The Strategies for Coal Transition in Korea report by the International Energy Agency and the Korea Energy and Economics Institute found energy security was emerging as a key task for national security. 

"Major foreign countries are setting energy supply and demand stabilisation as a top priority policy to strengthen national security in response to the uncertainty in the global energy supply chain caused by COVID-19 and the Russia-Ukraine war," it states. 

"In this context, stable electricity supply and demand for strengthening energy security is considered as a top priority, as well as economic feasibility, environmental effect and safety."

The report said Korea was likely to pursue a feasible and balanced power supply mix for stable electricity supply and demand, which could be summarised as active use of nuclear power plants, reasonable supply of renewable energy and inducing reduction of coal power generation. 

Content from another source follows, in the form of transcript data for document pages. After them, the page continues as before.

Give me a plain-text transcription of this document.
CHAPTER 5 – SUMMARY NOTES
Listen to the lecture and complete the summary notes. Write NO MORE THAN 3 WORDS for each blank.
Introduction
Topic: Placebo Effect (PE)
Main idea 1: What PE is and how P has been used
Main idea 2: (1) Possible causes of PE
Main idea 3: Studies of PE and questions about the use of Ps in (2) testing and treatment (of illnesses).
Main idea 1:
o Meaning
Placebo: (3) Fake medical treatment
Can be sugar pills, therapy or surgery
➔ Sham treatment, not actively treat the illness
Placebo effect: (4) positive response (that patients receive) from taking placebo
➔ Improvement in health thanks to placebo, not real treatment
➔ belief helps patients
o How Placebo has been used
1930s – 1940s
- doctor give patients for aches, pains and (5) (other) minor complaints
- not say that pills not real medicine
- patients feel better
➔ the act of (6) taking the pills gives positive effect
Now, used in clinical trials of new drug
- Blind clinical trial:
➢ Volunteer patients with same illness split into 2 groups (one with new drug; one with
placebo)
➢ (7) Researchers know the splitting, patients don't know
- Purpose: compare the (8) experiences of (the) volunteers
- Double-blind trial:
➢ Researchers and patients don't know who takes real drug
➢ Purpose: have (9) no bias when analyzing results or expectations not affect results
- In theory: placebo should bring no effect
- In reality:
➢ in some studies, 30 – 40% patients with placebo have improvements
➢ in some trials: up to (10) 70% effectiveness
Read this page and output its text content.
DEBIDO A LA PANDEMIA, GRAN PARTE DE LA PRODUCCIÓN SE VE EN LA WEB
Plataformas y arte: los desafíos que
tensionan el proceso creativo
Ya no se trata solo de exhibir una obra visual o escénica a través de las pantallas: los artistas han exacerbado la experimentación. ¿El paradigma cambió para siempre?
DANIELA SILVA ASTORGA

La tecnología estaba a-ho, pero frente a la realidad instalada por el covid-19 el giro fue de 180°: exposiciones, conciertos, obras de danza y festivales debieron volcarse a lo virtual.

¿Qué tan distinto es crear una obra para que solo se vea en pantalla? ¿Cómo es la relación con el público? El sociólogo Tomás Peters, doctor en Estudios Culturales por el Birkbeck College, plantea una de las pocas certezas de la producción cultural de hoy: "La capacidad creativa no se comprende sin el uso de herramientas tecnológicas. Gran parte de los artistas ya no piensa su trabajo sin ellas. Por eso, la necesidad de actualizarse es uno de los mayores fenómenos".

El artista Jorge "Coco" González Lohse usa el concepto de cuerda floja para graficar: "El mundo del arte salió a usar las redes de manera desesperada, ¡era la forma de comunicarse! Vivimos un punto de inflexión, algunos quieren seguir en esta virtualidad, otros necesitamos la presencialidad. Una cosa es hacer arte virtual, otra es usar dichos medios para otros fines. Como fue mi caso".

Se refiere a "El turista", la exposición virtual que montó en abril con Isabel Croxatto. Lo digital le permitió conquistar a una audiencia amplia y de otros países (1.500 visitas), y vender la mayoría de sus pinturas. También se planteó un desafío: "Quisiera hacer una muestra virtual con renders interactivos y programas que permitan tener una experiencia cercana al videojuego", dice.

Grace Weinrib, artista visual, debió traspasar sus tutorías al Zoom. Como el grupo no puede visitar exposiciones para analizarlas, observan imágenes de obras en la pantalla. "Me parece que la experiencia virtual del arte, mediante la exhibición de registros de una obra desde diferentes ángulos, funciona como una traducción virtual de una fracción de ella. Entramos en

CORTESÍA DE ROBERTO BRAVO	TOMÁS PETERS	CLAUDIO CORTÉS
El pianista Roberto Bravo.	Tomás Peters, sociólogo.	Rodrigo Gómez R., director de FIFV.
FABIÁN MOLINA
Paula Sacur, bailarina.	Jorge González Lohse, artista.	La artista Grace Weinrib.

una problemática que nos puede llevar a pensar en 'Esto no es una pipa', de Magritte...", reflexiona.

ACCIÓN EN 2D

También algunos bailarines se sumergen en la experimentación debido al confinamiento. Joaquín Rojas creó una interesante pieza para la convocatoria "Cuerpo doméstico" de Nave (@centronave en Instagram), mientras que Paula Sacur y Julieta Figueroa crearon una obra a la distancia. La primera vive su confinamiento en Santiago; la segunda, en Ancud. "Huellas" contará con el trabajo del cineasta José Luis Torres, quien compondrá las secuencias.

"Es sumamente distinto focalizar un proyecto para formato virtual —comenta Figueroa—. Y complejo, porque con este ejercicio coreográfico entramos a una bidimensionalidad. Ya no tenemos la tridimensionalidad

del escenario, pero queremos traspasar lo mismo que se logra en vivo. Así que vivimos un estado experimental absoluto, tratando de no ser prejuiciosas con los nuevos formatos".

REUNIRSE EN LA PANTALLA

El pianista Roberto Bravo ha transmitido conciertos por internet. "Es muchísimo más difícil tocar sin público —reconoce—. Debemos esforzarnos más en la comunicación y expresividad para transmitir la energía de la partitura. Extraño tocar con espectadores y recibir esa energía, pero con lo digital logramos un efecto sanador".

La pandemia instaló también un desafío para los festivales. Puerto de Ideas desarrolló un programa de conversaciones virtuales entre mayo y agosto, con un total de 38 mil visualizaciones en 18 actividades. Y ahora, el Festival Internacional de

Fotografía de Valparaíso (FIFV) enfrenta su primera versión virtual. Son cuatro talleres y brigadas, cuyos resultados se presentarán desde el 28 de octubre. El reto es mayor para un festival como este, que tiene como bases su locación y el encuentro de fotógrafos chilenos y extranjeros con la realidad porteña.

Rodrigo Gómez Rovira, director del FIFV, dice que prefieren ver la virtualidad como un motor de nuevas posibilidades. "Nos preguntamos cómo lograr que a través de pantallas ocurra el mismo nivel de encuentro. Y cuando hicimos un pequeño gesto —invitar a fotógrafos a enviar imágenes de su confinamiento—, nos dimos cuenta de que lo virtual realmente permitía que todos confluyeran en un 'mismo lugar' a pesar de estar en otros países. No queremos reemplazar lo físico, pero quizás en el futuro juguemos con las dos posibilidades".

"First of all, the construction of new nuclear power plants and the continuous operation of nuclear power plants whose operation permits have expired are planned to be promoted to supply power cost-effectively on the promise of securing safety," the report stated. 

"With the continued operation of nuclear power plants and the new nuclear power plants, the share of nuclear power generation is expected to increase to 34.6% in 2036."